Journal of Integrative Agriculture (May 2016)
Irrigation water salinity and N fertilization: Effects on ammonia oxidizer abundance, enzyme activity and cotton growth in a drip irrigated cotton field
Abstract
Use of saline water in irrigated agriculture has become an important means for alleviating water scarcity in arid and semi-arid regions. The objective of this field experiment was to evaluate the effects of irrigation water salinity and N fertilization on soil physicochemical and biological properties related to nitrification and denitrification. A 3×2 factorial design was used with three levels of irrigation water salinity (0.35, 4.61 and 8.04 dS m−1) and two N rates (0 and 360 kg N ha−1).
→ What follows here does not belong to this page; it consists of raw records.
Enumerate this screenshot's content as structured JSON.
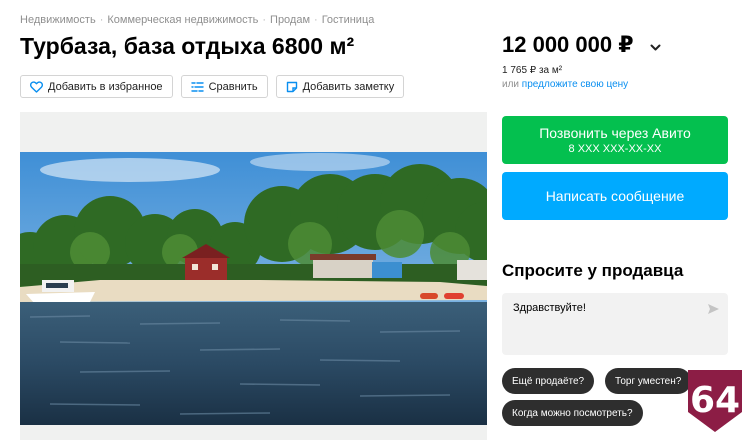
{
  "breadcrumbs": [
    "Недвижимость",
    "Коммерческая недвижимость",
    "Продам",
    "Гостиница"
  ],
  "title": "Турбаза, база отдыха 6800 м²",
  "actions": {
    "favorite": "Добавить в избранное",
    "compare": "Сравнить",
    "note": "Добавить заметку"
  },
  "price": {
    "value": "12 000 000 ₽",
    "per_m2": "1 765 ₽ за м²",
    "or": "или",
    "offer_link": "предложите свою цену"
  },
  "contact": {
    "call_label": "Позвонить через Авито",
    "call_phone": "8 XXX XXX-XX-XX",
    "message_label": "Написать сообщение"
  },
  "ask": {
    "title": "Спросите у продавца",
    "message_value": "Здравствуйте!",
    "quick_replies": [
      "Ещё продаёте?",
      "Торг уместен?",
      "Когда можно посмотреть?"
    ]
  },
  "badge": {
    "number": "64",
    "color": "#8c1d45"
  },
  "icons": [
    "heart-icon",
    "compare-icon",
    "note-icon",
    "chevron-down-icon",
    "send-icon"
  ],
  "colors": {
    "call": "#04c04f",
    "message": "#00aaff",
    "link": "#0a8ff0"
  }
}
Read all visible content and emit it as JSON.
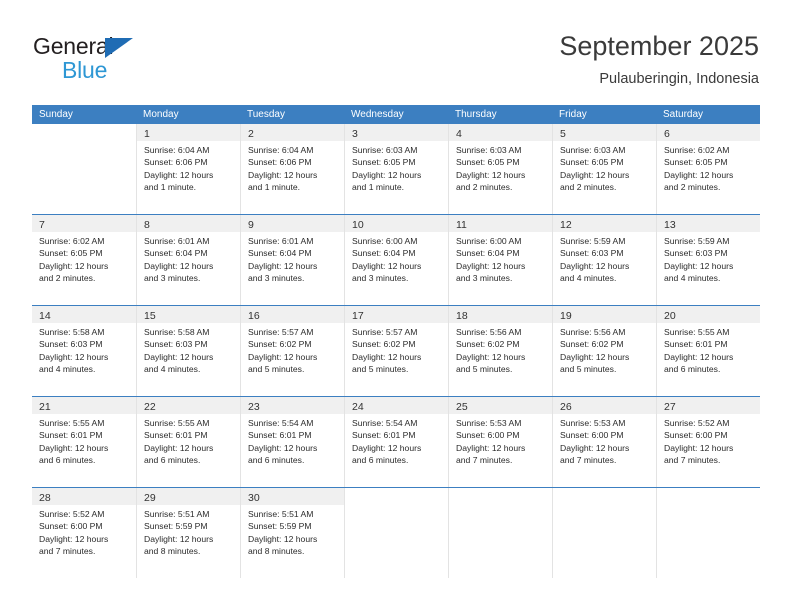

The results indicated that irrigation water salinity and N fertilization had significant effects on many soil physicochemical properties including water content, salinity, pH, NH4-N concentration, and NO3-N concentration. The abundance (i.e., gene copy number) of ammonia-oxidizing archaea (AOA) was greater than that of ammonia-oxidizing bacteria (AOB) in all treatments. Irrigation water salinity had no significant effect on the abundance of AOA or AOB in unfertilized plots. However, saline irrigation water (i.e., the 4.61 and 8.04 dS m−1 treatments) reduced AOA abundance, AOB abundance and potential nitrification rate in N fertilized plots. Regardless of N application rate, saline irrigation water increased urease activity but reduced the activities of both nitrate reductase and nitrite reductase. Irrigation with saline irrigation water significantly reduced cotton biomass, N uptake and yield. Nitrogen application exacerbated the negative effect of saline water. These results suggest that brackish water and saline water irrigation could significantly reduce both the abundance of ammonia oxidizers and potential nitrification rates. The AOA may play a more important role than AOB in nitrification in desert soil.